Time: Life’s relentless commodity

Kenny Eliason

With a capitalist economy comes the commoditization of time. It’s effects continue to bloom throughout school systems, the environment, and the determinations of success.

Sophia Melin, Staff Writer

A made-up concept, with a debatable existence, dominates human lives. The invention of time perpetually slips through the fingers of society. Shackled to a clock, students shuffle into classrooms conditioned to move on with their lives by the ring of a bell. 

Without question, society conforms. Trivial assumptions are criticized to mask the truth of ignorance. Citizens would rather be wrapped up in politics and the insignificant annoyances of everyday life than interrogate how time created the economic system.

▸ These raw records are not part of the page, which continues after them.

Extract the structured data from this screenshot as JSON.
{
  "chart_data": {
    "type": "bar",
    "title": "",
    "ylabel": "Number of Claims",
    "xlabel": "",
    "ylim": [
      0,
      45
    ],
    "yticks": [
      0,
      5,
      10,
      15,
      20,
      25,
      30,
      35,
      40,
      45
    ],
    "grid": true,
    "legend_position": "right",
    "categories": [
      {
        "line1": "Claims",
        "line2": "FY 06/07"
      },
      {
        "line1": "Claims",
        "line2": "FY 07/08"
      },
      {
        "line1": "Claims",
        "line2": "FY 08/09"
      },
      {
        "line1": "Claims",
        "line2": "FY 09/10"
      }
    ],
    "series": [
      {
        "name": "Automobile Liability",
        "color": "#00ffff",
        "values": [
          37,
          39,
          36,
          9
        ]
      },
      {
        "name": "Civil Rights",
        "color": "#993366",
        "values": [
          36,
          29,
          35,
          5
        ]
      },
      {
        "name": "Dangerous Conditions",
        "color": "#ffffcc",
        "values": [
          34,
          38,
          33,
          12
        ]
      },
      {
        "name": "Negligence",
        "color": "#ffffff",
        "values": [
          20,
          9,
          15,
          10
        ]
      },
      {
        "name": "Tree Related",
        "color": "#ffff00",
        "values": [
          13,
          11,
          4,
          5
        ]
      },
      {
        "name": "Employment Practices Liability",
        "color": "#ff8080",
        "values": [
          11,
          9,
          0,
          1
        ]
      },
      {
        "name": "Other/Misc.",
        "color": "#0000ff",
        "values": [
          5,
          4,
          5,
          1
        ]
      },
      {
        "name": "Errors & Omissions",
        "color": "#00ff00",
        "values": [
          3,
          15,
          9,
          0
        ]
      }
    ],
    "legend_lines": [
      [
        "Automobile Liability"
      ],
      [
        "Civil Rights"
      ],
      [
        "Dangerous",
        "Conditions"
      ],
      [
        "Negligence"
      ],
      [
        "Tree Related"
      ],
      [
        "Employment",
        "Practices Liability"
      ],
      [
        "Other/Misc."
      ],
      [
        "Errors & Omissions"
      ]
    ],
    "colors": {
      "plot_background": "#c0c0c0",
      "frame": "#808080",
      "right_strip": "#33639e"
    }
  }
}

However, it wasn’t always this way. Previously told by the rising and falling of the sun, or the changing of the leaves, time was simply an indicator of when to wake from sleep or when crops were due for harvesting. 

But as technology developed and cultures integrated, time was suddenly commoditized. Capitalism was born. Clocks were invented, a calendar system was developed and work was paid by the hour. The nomadic lifestyle was eliminated. Now, society is required to sell away hours of their lives to sustain themselves and their families with resources naturally made by the planet they were born on.

Industries at the top inevitably control those on the bottom by dangling a months’ worth of pay over their head. The divide between upper and lower classes heightened because without employment there are little options. As humans evolve and populations grow, the more on-call hours are necessary for a quality of life. 

The prioritization of consumption trickles down into school systems and kneels on the backs of youth. Students are classified by how much work they manage to squeeze into 24 hour intervals. Learning quality is neglected as the work completed in the shortest amount of time supposedly equates to success. 

Youth who devote hours to school to become full time workers are glorified. Childhoods end early and teens are held to the same expectations as adults. Students are not taught to learn for the benefit of themselves, but to be contorted into the ideal victim of time exploiters and to be functioning parts of the machine that is the working class.

With a constant need for monetary gain, it is expected that inhabitants exploit easier options. Parks and libraries, houses of humanity, are under threat of being deemed unproductive since what they measure can’t be as easily defined. 

Hours of life can be prevented from having a fixed cost if greed is acknowledged. Moments can be ends in themselves, not steps on a step ladder or money in the bank. Experiences can be purely for enjoyment, rather than one step closer to that car upgrade or a resume booster. 

Time doesn’t have to have purpose. Individuals don’t have to be controlled by the expectations of how time should be spent. Hobbies can simply be hobbies. Experiences can be chased instead of material goods. Congruent with time, humans should be able to simply exist, without having a fixed societal role because they have no other choice.